Debate sobre controle de capital ganha força

ÉRICA FRAGA
DA REPORTAGEM LOCAL

A apreciação do real nos últimos meses ressuscitou no Brasil o debate sobre a eficiência de controles de capital e mecanismos de intervenção cambial em mercados emergentes.
Tem crescido no país a defesa, até por partidários da ortodoxia, da adoção de medidas que evitem uma valorização cambial excessiva causada pela entrada de capitais de curto prazo.
Essas discussões acontecem quase paralelamente a semelhante debate no exterior.
Até ícones da ortodoxia mundial, como a revista britânica "The Economist" e o economista John Williamson -pai do receituário liberal conhecido como Consenso de Washington- vieram a público recentemente retificar sua antiga posição contrária à intervenção e aos controles de capital.
Ainda que persistam várias divergências entre pensamentos ortodoxos e heterodoxos em relação a esse assunto, o debate deve se manter em evidência por um bom tempo. Ao menos enquanto persistir a impressionante tendência de volta de capitais especulativos para países emergentes.
Dados da consultoria AMG Data mostram que, neste ano até a última sexta-feira, os hedge funds dedicados a investir em mercados emergentes contabilizavam captação líquida de US$ 1,93 bilhão. O número é quatro vezes superior ao registrado em todo o ano passado, sendo que em 2000 e 2001 a captação havia sido negativa.

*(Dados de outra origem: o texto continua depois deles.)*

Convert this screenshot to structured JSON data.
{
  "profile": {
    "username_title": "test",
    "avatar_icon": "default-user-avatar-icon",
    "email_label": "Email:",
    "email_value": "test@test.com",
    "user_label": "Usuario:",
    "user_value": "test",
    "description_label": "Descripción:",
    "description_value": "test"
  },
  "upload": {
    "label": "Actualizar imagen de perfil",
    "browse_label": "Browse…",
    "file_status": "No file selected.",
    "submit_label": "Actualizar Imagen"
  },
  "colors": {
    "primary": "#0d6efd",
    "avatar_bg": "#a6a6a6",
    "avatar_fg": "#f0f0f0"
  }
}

Investimentos volumosos deveriam ser motivo para comemoração, não para queixa, certo? Ao menos o receituário liberal pregou durante muitos anos a seguinte tese: embora quanto mais longo melhor, todo e qualquer fluxo de capital é bom. Isso inspirou a abertura do mercado de capitais em vários países em desenvolvimento, como o Brasil, no início dos anos 90.
Mas experiências seguidas de crises financeiras em mercados emergentes modificaram bastante essa percepção. Hoje, de forma geral, fluxos excessivos de investimentos de curto prazo são vistos como perigosos para economias em desenvolvimento.

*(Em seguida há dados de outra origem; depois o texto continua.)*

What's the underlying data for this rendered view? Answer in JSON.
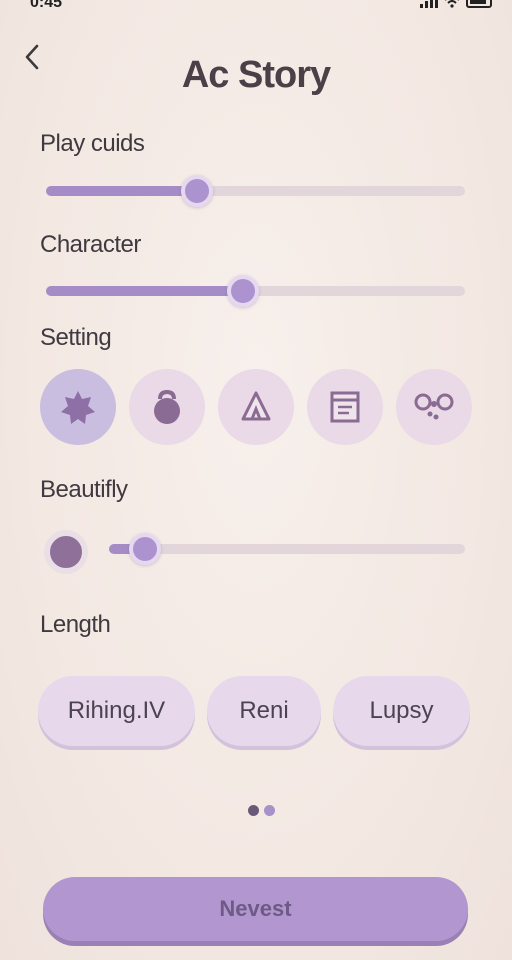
{
  "status_bar": {
    "time": "0:45"
  },
  "header": {
    "back_icon": "chevron-left-icon",
    "title": "Ac Story"
  },
  "sections": {
    "play": {
      "label": "Play cuids",
      "value": 0.36
    },
    "character": {
      "label": "Character",
      "value": 0.47
    },
    "setting": {
      "label": "Setting",
      "options": [
        {
          "icon": "star-badge-icon",
          "selected": true
        },
        {
          "icon": "kettlebell-icon",
          "selected": false
        },
        {
          "icon": "tent-icon",
          "selected": false
        },
        {
          "icon": "box-icon",
          "selected": false
        },
        {
          "icon": "bubbles-icon",
          "selected": false
        }
      ]
    },
    "beautify": {
      "label": "Beautifly",
      "value": 0.1
    },
    "length": {
      "label": "Length",
      "options": [
        "Rihing.IV",
        "Reni",
        "Lupsy"
      ]
    }
  },
  "pager": {
    "count": 2,
    "active": 0
  },
  "cta": {
    "label": "Nevest"
  },
  "colors": {
    "accent": "#a58cc6",
    "track": "#e2d6da",
    "dot_active": "#6b5878",
    "dot_inactive": "#a890c8"
  }
}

Em um mundo globalizado em que capitais circulam livremente e podem se deslocar de um país a outro num piscar de olhos, os riscos associados a um refluxo de saída desses recursos são altos.
Essa é a questão que tem embalado o debate sobre controles de capital. A economia brasileira tem abocanhado uma grande fatia desses recursos de curto prazo. Prova disso são a apreciação do real que já chega a 20% neste ano -embora a última semana tenha sido de desvalorização- e o recuo de 40% no risco-país.

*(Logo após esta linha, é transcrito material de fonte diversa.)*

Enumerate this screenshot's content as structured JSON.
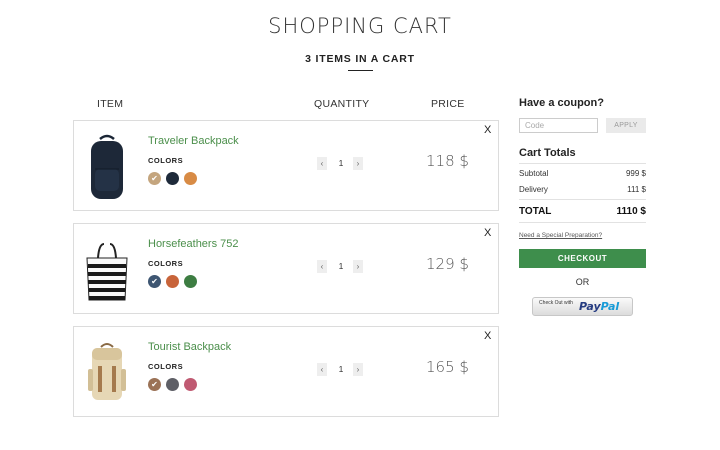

Segundo Luis Fernando Lopes, economista-chefe do JP Morgan, os investimentos em títulos da dívida soberana de países emergentes têm sido de, aproximadamente, US$ 650 milhões por uma média móvel de quatro semanas. O Brasil, nas contas do economista, tem recebido 20% disso, ou cerca de US$ 130 milhões: "Desde antes da crise asiática, não vemos nada parecido com isso".
Esse movimento tem despertado duas preocupações principais. A primeira se refere às contas externas. Alguns economistas temem que uma forte valorização da moeda prejudique a competitividade do país, reduzindo o saldo da balança comercial.
A segunda é fruto do trauma das crises financeiras dos últimos anos e está associada ao temor de que uma saída repentina e maciça de capitais de curto prazo desestabilize a economia do país.
É quase unanimidade entre os economistas que o governo deveria tomar alguma medida para evitar que o real se aprecie excessivamente. Mas o cardápio de receitas sugeridas é variado. Sergio Werlang, diretor do Banco Itaú, e Lopes, do JP Morgan, acham, por exemplo, que o Banco Central poderia começar reduzindo o percentual de rolagem da dívida atrelada ao câmbio, hoje equivalente a 34,7% do endividamento total.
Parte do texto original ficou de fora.